I wouldn’t bother, since Mac OSX is a Unix variant, but I recently got the hankering to run my Lispworks for Linux on my laptop, so that’s what this is about.
Update: Finished installing Linux with KDE. Worked out of the box. Currently running konsole exported to the regular Mac X11 server.
Update 2: Hit a bit of a speed-bump on VirtualBox: networking. The default NAT networking is great: it will take packets from the guest and put them on the host’s network. But … what if you’re currently unplugged? Then your machine has no network, and no IP address. Sure, your guest can’t get to the outside world, but here’s the thing: It can’t get to your host, either.
So, try bridged networking. As near as I can tell, the network you’re bridging to has to be up and active.

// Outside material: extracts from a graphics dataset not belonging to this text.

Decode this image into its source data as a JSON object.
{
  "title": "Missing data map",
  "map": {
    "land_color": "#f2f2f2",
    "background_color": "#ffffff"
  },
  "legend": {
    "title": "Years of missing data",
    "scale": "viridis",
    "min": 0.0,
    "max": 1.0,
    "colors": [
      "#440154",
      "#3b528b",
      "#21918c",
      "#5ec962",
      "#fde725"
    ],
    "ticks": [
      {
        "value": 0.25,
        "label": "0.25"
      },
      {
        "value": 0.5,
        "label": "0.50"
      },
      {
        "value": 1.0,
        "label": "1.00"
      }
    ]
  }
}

Then there’s host-only networking. The guest can talk to the host even if the host is not currently attached to a larger network … but even if it is, the guest can’t talk to said larger network.
You can switch between the two, but only if you reboot the VM.
I shall attempt to enquire at the VirtualBox forum.
Update 3: While typing in my question at the VirtualBox forum, I thought of a possible solution, which I tried and it works: Add a 2nd NIC to the guest. One NIC is NAT’ed to the outside world, the other uses “host-only” networking to talk to the host. Still curious if there’s a better way, though. My VB forum question here.